Priors Are Regularization
Here is the punchline that unites the two halves of this course. Take the Bayesian
MAP objective
with a zero-mean Gaussian prior m \sim N(0, C_M) and uniform Gaussian
noise C_D = \sigma^2 I. The negative log-posterior is, up to constants,
-\log p(m\mid d) \;=\; \frac{1}{\sigma^2}\|d - Gm\|^2 \;+\; m^{\mathsf T} C_M^{-1} m.
That is exactly a
general Tikhonov
functional. The data-fit term is the likelihood; the penalty term is the prior. Maximising the
posterior is regularized least squares.
The dictionary
Term by term, the Bayesian and deterministic pictures are the same object in two languages:
- A prior N(0, \tau^2 I) ⇒ the penalty \|m\|^2/\tau^2 — standard Tikhonov with \alpha^2 = \sigma^2/\tau^2.

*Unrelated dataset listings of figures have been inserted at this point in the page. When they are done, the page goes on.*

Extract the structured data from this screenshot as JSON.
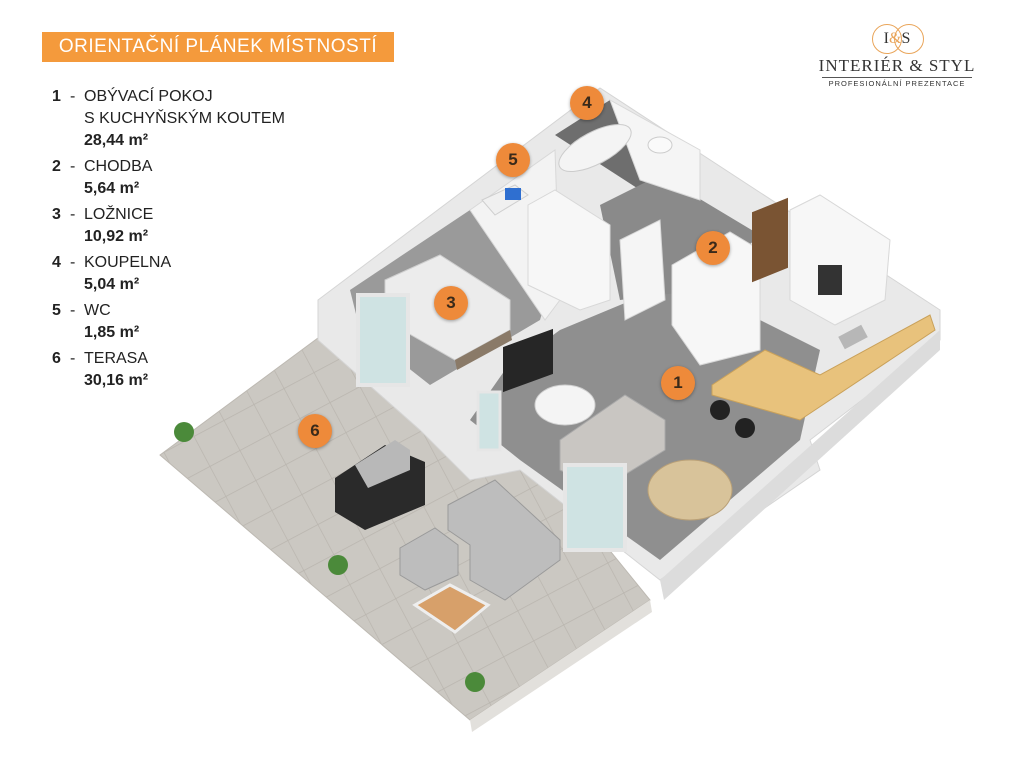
{
  "title": "ORIENTAČNÍ PLÁNEK MÍSTNOSTÍ",
  "logo": {
    "monogram_left": "I",
    "monogram_right": "S",
    "monogram_amp": "&",
    "name": "INTERIÉR & STYL",
    "tagline": "PROFESIONÁLNÍ PREZENTACE"
  },
  "rooms": [
    {
      "number": "1",
      "name": "OBÝVACÍ POKOJ",
      "subname": "S KUCHYŇSKÝM KOUTEM",
      "area": "28,44 m²"
    },
    {
      "number": "2",
      "name": "CHODBA",
      "subname": "",
      "area": "5,64 m²"
    },
    {
      "number": "3",
      "name": "LOŽNICE",
      "subname": "",
      "area": "10,92 m²"
    },
    {
      "number": "4",
      "name": "KOUPELNA",
      "subname": "",
      "area": "5,04 m²"
    },
    {
      "number": "5",
      "name": "WC",
      "subname": "",
      "area": "1,85 m²"
    },
    {
      "number": "6",
      "name": "TERASA",
      "subname": "",
      "area": "30,16 m²"
    }
  ],
  "markers": [
    {
      "label": "4"
    },
    {
      "label": "5"
    },
    {
      "label": "2"
    },
    {
      "label": "3"
    },
    {
      "label": "1"
    },
    {
      "label": "6"
    }
  ],
  "colors": {
    "accent": "#f49a3c",
    "marker": "#ee8a3a",
    "floor": "#8f8f8f",
    "wall": "#e9e9e9",
    "terrace": "#c9c6c0",
    "counter": "#e8c27c"
  }
}
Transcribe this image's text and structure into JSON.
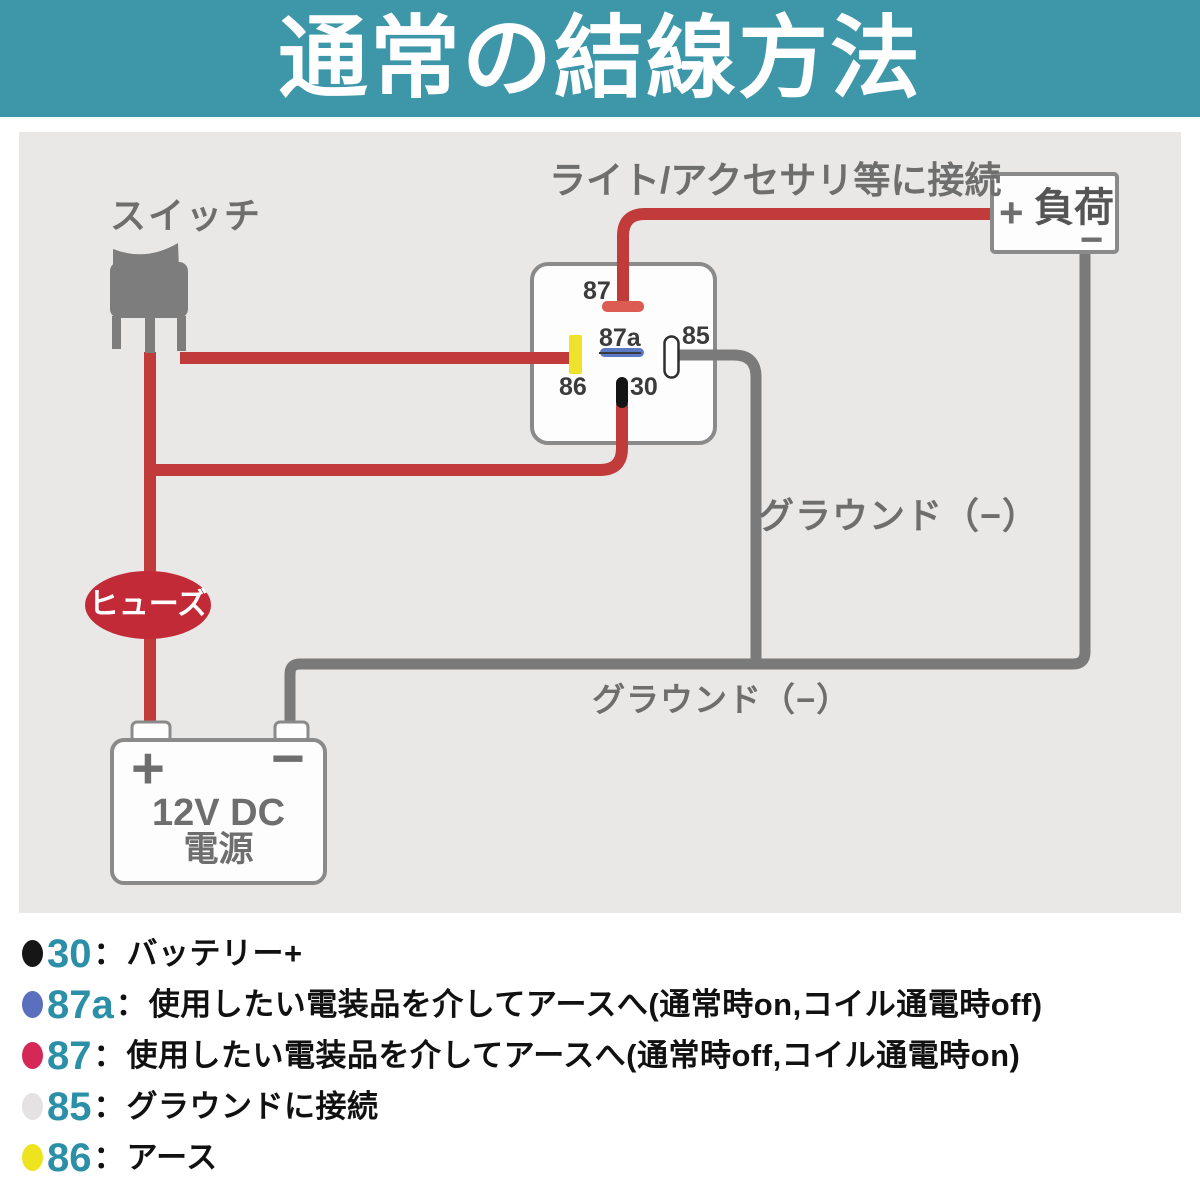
{
  "header": {
    "title": "通常の結線方法"
  },
  "diagram": {
    "switch_label": "スイッチ",
    "light_label": "ライト/アクセサリ等に接続",
    "ground_upper": "グラウンド（−）",
    "ground_lower": "グラウンド（−）",
    "fuse_label": "ヒューズ",
    "relay_pins": {
      "p87": "87",
      "p87a": "87a",
      "p85": "85",
      "p86": "86",
      "p30": "30"
    },
    "load_box": {
      "plus": "+",
      "title": "負荷",
      "minus": "−"
    },
    "battery": {
      "plus": "+",
      "minus": "−",
      "voltage": "12V DC",
      "source": "電源"
    },
    "colors": {
      "header_teal": "#3E97A9",
      "panel_bg": "#E9E8E6",
      "wire_red": "#C13B3B",
      "wire_gray": "#7A7A7A",
      "pin_red": "#DC5B52",
      "pin_yellow": "#EFE22A",
      "pin_blue": "#5B79C4",
      "pin_black": "#141414",
      "fuse_red": "#C32A38",
      "box_border_gray": "#8A8A8A"
    }
  },
  "legend": {
    "items": [
      {
        "dot_color": "#161616",
        "pin": "30",
        "colon": "：",
        "desc": "バッテリー+"
      },
      {
        "dot_color": "#5A6FBE",
        "pin": "87a",
        "colon": "：",
        "desc": "使用したい電装品を介してアースへ(通常時on,コイル通電時off)"
      },
      {
        "dot_color": "#D62857",
        "pin": "87",
        "colon": "：",
        "desc": "使用したい電装品を介してアースへ(通常時off,コイル通電時on)"
      },
      {
        "dot_color": "#E4E2E2",
        "pin": "85",
        "colon": "：",
        "desc": "グラウンドに接続"
      },
      {
        "dot_color": "#EDE41F",
        "pin": "86",
        "colon": "：",
        "desc": "アース"
      }
    ]
  }
}
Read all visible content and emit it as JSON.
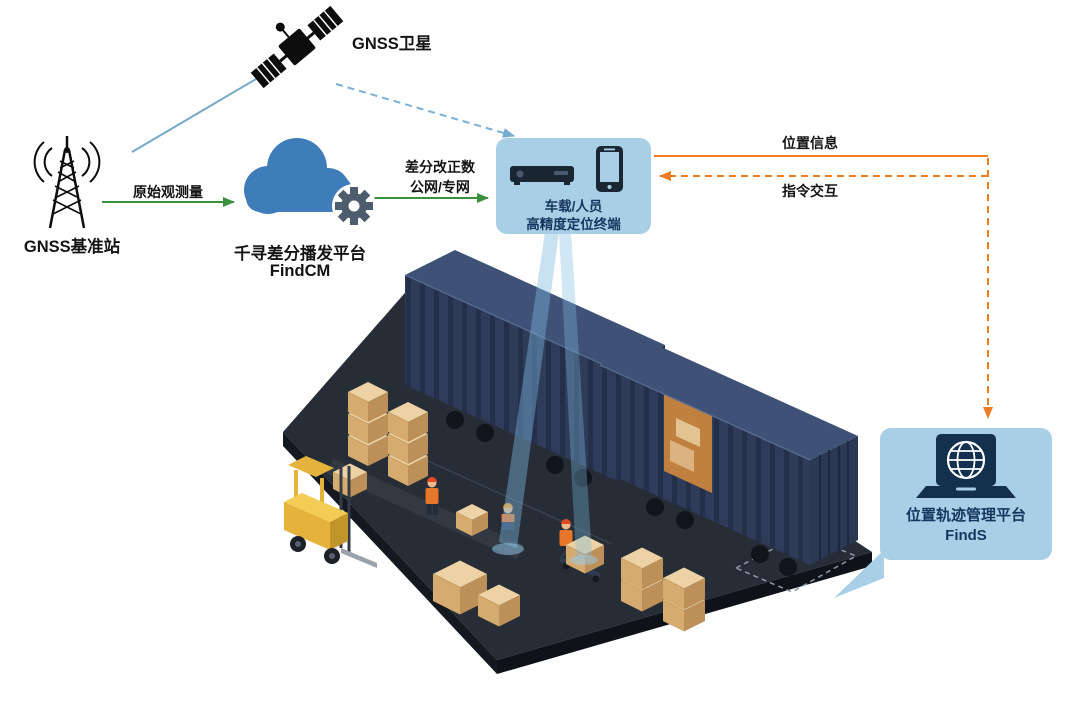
{
  "nodes": {
    "satellite": {
      "label": "GNSS卫星"
    },
    "base_station": {
      "label": "GNSS基准站"
    },
    "cloud": {
      "name": "千寻差分播发平台",
      "product": "FindCM"
    },
    "terminal": {
      "line1": "车载/人员",
      "line2": "高精度定位终端"
    },
    "management": {
      "name": "位置轨迹管理平台",
      "product": "FindS"
    }
  },
  "links": {
    "raw_observation": "原始观测量",
    "correction_line1": "差分改正数",
    "correction_line2": "公网/专网",
    "position_info": "位置信息",
    "command": "指令交互"
  },
  "colors": {
    "panel_blue": "#a9cfe7",
    "cloud_blue": "#3f7cba",
    "arrow_green": "#3c9141",
    "arrow_orange": "#ec7c25",
    "link_blue": "#79b0d4",
    "label_navy": "#14365e",
    "scene_dark": "#262d37",
    "container_navy": "#2e3c5a",
    "box_tan": "#d6ab70",
    "forklift_yellow": "#e5b33b"
  }
}
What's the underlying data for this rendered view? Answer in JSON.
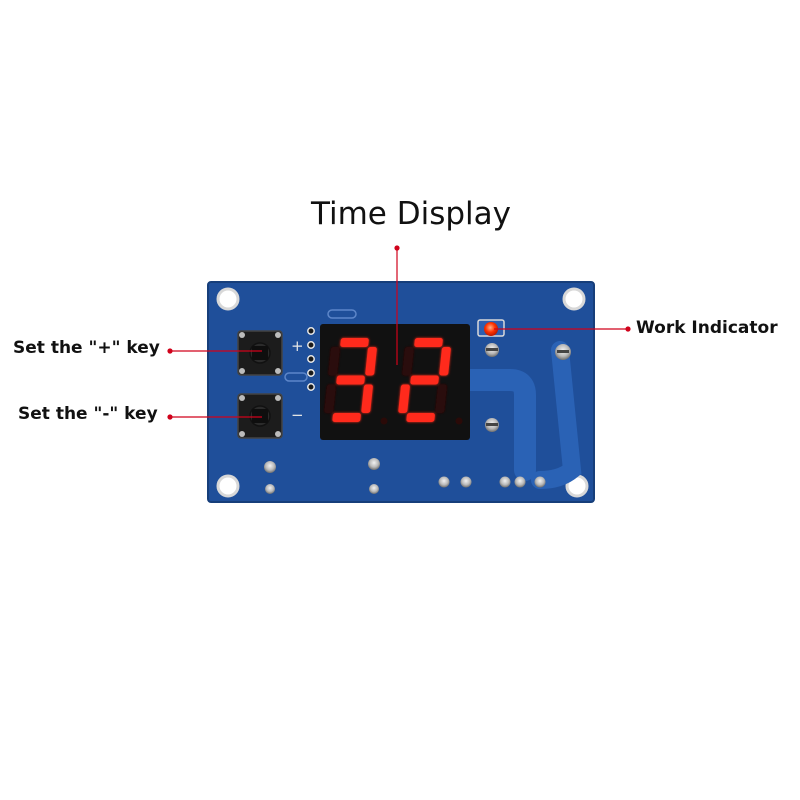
{
  "labels": {
    "time_display": "Time Display",
    "plus_key": "Set the \"+\" key",
    "minus_key": "Set the \"-\" key",
    "work_indicator": "Work Indicator"
  },
  "board": {
    "display_digits": "32",
    "plus_symbol": "+",
    "minus_symbol": "−"
  },
  "colors": {
    "pcb": "#1f4f9a",
    "pcb_dark": "#173f7e",
    "segment_on": "#ff2a1a",
    "segment_off": "#2a0a08",
    "display_body": "#111111",
    "leader": "#d0021b",
    "led": "#ff3300"
  }
}
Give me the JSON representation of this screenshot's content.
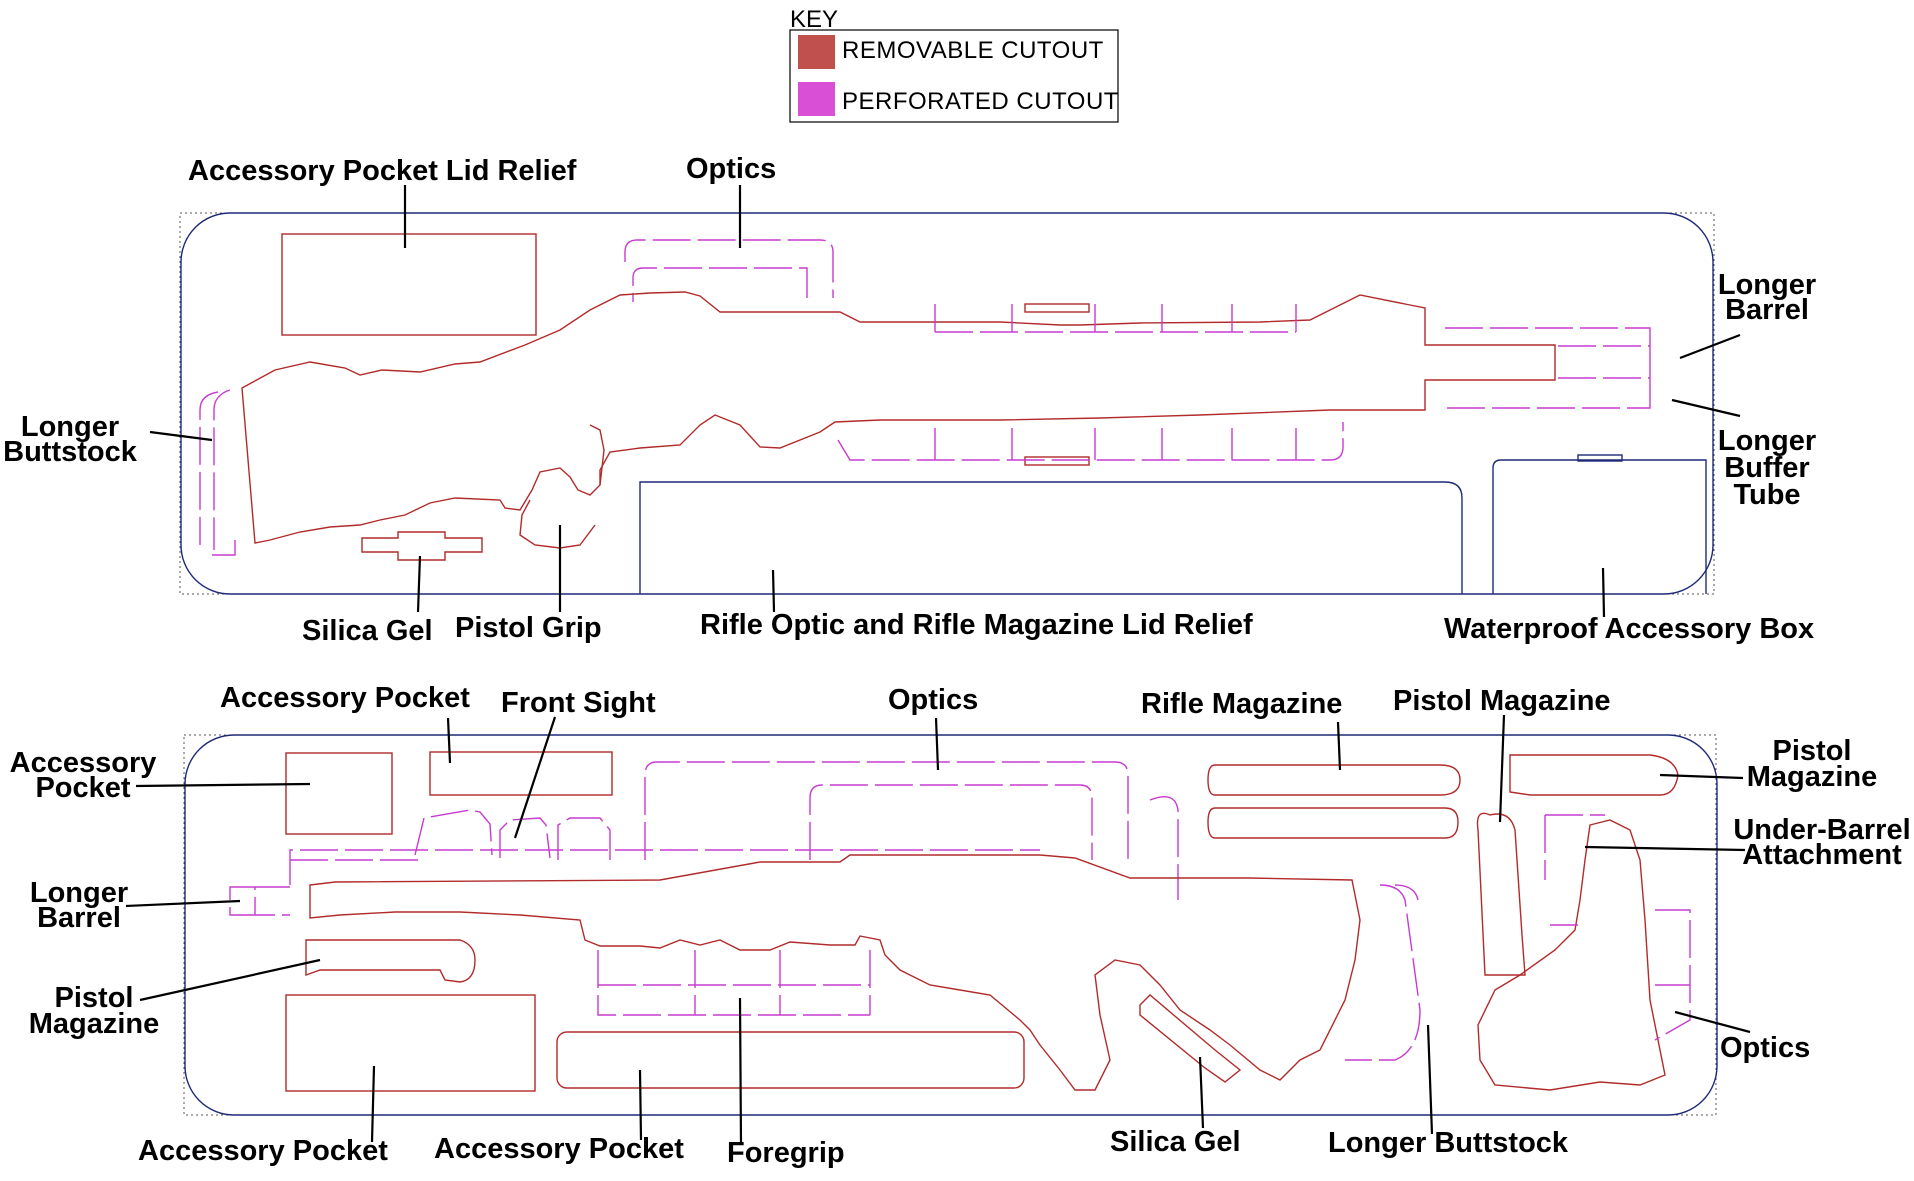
{
  "key": {
    "title": "KEY",
    "items": [
      {
        "label": "REMOVABLE CUTOUT",
        "color": "#c0504d"
      },
      {
        "label": "PERFORATED CUTOUT",
        "color": "#d94fd6"
      }
    ]
  },
  "colors": {
    "removable_stroke": "#b22b2b",
    "perforated_stroke": "#c73bcf",
    "board_outline": "#1e2a78"
  },
  "top_board": {
    "labels": {
      "accessory_pocket_lid_relief": "Accessory Pocket Lid Relief",
      "optics": "Optics",
      "longer_barrel_1": "Longer",
      "longer_barrel_2": "Barrel",
      "longer_buttstock_1": "Longer",
      "longer_buttstock_2": "Buttstock",
      "longer_buffer_tube_1": "Longer",
      "longer_buffer_tube_2": "Buffer",
      "longer_buffer_tube_3": "Tube",
      "silica_gel": "Silica Gel",
      "pistol_grip": "Pistol Grip",
      "rifle_optic_lid_relief": "Rifle Optic and Rifle Magazine Lid Relief",
      "waterproof_accessory_box": "Waterproof Accessory Box"
    }
  },
  "bottom_board": {
    "labels": {
      "accessory_pocket_top": "Accessory Pocket",
      "front_sight": "Front Sight",
      "optics_top": "Optics",
      "rifle_magazine": "Rifle Magazine",
      "pistol_magazine_top": "Pistol Magazine",
      "accessory_pocket_left_1": "Accessory",
      "accessory_pocket_left_2": "Pocket",
      "pistol_magazine_right_1": "Pistol",
      "pistol_magazine_right_2": "Magazine",
      "under_barrel_1": "Under-Barrel",
      "under_barrel_2": "Attachment",
      "longer_barrel_1": "Longer",
      "longer_barrel_2": "Barrel",
      "pistol_magazine_left_1": "Pistol",
      "pistol_magazine_left_2": "Magazine",
      "optics_right": "Optics",
      "accessory_pocket_bottom_1": "Accessory Pocket",
      "accessory_pocket_bottom_2": "Accessory Pocket",
      "foregrip": "Foregrip",
      "silica_gel": "Silica Gel",
      "longer_buttstock": "Longer Buttstock"
    }
  }
}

- A smoothness prior (covariance favouring smooth fields) ⇒ a derivative penalty \|Lm\|^2 — general Tikhonov, with L^{\mathsf T}L = C_M^{-1}.
- A confident prior (small \tau) ⇒ a large \alpha — heavy regularization.
So the regularization parameter was never arbitrary: \alpha is the
ratio of how noisy you think the data is to how large you expect the model to be. And the penalty
was never a mere mathematical trick — it is a precise statement of prior belief. The
negative log-prior is the penalty, and the parabola
m^2/(2\tau^2) is the L2 penalty drawn out.
The penalty drawn from the prior
The bell curve is a zero-mean Gaussian prior on a model component; the upward parabola is its
negative logarithm — the penalty m^2/(2\tau^2) that regularization
adds. Narrow the prior (smaller \tau, more confident) and the parabola
steepens — a stronger pull toward zero, i.e. a larger \alpha.
- Negative log-posterior = data misfit + (negative log-prior) = a Tikhonov functional.
- Gaussian prior N(0,\tau^2 I) ⇒ L2 penalty with \alpha^2 = \sigma^2/\tau^2; smoothness prior ⇒ derivative penalty.
- \alpha is the noise-to-prior ratio: regularization strength is a statement of belief.